Glaucus and Diomedes meet in No man's land. Diomedes asks Glaucus about his lineage because he is afraid to fight another divinity, citing the story of Lycurgus and his attack on the immortals with its resulting blindness. Glaucus tells the story of his father Sisyphus and Diomedes realizes that the two men are Guest-friends. They decide not to fight each other and exchange armor as a token of this pledge. Zeus takes Glaucus' wits away because he allows him to trade his gold armor for Diomedes' bronze.
Hector arrives in Troy and meets his mother Hecuba. He tells his mother to pray to Athena for the defeat of Diomedes. He does not perform the sacrifice himself because he is covered with the filth of battle. Hecuba offers a dress to Athena and the sacrifice of twelve heifers, but the goddess meets this with deaf ears.
Hector goes to the halls of Paris to find him polishing his armor rather than fighting. He berates his brother and Paris admits that he is a coward and pledges to proceed to battle immediately. Helen asks Hector to sit and speak with her but Hector says that he must go to see his wife and son.
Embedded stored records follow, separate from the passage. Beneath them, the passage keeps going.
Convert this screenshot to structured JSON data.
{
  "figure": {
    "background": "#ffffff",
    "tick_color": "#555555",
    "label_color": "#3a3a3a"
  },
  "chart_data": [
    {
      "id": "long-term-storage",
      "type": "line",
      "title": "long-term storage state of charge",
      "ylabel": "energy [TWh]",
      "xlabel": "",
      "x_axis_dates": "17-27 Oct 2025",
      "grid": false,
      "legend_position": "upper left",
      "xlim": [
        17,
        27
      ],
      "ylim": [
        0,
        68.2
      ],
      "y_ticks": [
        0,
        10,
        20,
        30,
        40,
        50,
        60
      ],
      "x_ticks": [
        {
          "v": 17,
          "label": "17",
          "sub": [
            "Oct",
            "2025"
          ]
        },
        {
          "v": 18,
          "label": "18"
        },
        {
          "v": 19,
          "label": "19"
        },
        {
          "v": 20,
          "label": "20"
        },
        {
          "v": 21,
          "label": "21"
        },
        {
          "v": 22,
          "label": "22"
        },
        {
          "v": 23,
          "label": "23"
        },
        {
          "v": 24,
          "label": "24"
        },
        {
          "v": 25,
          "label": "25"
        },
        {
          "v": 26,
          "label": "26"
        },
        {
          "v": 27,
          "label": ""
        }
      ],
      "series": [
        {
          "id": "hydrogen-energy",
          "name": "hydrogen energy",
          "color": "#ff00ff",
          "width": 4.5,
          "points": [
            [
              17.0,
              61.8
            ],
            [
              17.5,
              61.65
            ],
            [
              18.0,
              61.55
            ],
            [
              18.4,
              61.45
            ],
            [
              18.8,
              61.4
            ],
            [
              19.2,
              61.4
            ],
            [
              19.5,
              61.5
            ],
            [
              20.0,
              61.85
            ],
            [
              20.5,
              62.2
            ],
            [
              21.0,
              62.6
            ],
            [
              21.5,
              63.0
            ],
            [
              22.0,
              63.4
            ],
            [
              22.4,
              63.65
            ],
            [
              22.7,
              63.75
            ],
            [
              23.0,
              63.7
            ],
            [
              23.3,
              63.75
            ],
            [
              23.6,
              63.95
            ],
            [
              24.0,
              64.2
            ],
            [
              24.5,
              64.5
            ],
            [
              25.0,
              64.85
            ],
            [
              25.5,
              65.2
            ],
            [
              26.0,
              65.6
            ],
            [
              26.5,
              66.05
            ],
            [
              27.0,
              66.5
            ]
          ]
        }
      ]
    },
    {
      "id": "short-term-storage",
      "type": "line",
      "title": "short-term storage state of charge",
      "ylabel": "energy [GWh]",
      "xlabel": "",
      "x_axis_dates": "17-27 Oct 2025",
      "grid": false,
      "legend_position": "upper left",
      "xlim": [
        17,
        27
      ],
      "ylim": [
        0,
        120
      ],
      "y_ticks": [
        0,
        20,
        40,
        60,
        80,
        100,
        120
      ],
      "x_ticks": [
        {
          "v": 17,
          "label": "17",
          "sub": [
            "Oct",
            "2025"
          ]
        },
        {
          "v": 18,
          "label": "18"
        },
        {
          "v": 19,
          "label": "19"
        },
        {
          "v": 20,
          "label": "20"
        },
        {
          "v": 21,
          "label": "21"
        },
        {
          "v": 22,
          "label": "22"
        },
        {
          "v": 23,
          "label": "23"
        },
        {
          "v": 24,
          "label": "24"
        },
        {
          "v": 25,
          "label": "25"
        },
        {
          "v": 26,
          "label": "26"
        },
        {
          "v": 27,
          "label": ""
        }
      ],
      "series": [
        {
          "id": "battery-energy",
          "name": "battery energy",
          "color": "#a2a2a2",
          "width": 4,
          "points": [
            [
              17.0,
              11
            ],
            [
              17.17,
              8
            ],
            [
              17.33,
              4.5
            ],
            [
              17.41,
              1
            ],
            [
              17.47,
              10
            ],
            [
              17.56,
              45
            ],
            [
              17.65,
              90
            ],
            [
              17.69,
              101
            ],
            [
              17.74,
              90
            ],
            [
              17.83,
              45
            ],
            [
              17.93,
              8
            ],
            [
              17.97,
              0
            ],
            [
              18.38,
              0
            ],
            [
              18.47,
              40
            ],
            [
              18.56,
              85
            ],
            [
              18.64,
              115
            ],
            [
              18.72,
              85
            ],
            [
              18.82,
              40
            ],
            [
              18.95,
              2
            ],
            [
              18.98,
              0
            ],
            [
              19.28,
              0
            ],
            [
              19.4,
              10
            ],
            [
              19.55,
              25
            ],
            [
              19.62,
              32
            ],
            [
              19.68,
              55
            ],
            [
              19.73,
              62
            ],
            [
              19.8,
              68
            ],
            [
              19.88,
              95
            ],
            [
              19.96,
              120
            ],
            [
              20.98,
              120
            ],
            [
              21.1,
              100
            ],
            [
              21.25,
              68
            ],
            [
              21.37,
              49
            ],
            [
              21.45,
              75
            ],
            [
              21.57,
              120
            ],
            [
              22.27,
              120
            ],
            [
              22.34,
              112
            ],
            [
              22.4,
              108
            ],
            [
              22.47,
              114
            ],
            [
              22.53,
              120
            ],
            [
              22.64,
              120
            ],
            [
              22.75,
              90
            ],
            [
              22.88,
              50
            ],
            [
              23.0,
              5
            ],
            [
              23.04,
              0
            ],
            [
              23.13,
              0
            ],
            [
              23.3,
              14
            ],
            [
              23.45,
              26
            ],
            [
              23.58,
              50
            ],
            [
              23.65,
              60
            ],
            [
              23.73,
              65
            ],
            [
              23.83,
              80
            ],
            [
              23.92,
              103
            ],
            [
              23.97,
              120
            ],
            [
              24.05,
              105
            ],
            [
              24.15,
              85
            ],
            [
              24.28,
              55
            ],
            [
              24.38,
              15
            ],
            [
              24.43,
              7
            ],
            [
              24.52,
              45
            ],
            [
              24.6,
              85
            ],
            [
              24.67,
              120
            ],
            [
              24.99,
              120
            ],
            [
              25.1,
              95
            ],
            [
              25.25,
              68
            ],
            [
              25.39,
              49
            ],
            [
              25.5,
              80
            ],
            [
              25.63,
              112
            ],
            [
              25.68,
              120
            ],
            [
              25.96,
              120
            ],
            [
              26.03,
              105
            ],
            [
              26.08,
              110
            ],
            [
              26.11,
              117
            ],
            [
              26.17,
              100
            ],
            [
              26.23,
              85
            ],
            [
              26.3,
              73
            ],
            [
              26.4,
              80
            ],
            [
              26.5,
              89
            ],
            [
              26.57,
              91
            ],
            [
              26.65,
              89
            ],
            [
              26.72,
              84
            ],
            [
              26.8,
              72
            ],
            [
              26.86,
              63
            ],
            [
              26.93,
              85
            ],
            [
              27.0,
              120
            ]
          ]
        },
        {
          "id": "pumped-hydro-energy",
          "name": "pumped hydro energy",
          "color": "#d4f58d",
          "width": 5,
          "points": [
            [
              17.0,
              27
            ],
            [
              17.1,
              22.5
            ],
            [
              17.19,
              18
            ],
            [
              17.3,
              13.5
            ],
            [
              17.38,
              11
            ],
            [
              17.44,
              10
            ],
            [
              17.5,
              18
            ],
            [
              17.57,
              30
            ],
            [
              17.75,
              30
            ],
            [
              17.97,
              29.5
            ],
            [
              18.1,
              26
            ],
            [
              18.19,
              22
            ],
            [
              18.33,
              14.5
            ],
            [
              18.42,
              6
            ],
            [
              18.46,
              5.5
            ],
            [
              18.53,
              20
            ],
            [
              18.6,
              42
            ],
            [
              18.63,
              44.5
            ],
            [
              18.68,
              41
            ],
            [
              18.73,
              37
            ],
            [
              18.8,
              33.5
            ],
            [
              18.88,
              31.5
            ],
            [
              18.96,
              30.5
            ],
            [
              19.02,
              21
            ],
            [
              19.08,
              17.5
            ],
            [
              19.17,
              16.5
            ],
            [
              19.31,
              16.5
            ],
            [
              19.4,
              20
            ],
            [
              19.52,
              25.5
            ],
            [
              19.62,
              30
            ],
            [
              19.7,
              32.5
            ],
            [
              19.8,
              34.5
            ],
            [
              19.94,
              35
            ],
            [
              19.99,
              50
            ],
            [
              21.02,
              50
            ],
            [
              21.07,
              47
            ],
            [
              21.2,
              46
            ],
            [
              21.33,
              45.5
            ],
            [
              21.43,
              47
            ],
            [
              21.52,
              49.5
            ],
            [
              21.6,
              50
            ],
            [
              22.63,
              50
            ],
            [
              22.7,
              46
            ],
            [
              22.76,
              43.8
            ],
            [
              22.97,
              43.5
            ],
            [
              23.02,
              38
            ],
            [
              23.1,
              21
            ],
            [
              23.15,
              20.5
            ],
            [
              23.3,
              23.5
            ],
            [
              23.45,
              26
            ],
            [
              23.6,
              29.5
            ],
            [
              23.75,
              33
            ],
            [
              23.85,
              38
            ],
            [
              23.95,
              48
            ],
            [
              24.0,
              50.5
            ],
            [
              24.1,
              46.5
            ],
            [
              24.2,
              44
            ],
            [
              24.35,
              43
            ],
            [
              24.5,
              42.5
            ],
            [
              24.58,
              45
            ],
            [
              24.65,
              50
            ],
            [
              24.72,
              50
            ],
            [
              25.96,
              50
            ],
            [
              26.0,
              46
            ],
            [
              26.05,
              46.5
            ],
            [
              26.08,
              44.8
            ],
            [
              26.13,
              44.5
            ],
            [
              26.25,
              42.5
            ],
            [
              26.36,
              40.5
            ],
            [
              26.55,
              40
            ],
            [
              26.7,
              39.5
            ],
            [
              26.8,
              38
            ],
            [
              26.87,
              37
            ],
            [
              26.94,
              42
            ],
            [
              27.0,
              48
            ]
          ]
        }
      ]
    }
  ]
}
He finds his wife in the watch tower overlooking the battle. Andromache begs Hector to think of his son, Astayanax and not risk his life in the midst of the battle, but to guide the fight from the walls instead. She implores him to think of her too, so that she and her son would never be bereft of a husband and father. Hector is touched by this plea, but does not allow himself to be moved:
"All this weighs on my mind too, dear woman.
But I would die of shame to face the men of Troy
And the Trojan women trailing their long robes
If I would shrink from battle now, a coward." Book 6, lines 523-525
Hector's fear of shame overpowers his fear of death and concern for his family. Also, in the following lines, Hector reveals to us that he thinks Troy will fall and Priam will die, predicting the dark fate of his wife and child sold as slaves in a far - off land. He prays for the future of his son and tries to cheer up his wife, but she remains sad. After leaving his family and exhibiting such empathetic behavior, Hector meets up with Paris, who has prepared for battle and the two leave through the Scaean gates. Paris attempts to downplay his own fighting prowess and Hector chastises him lightly, criticizing him only for avoiding battle, not for lack of ability.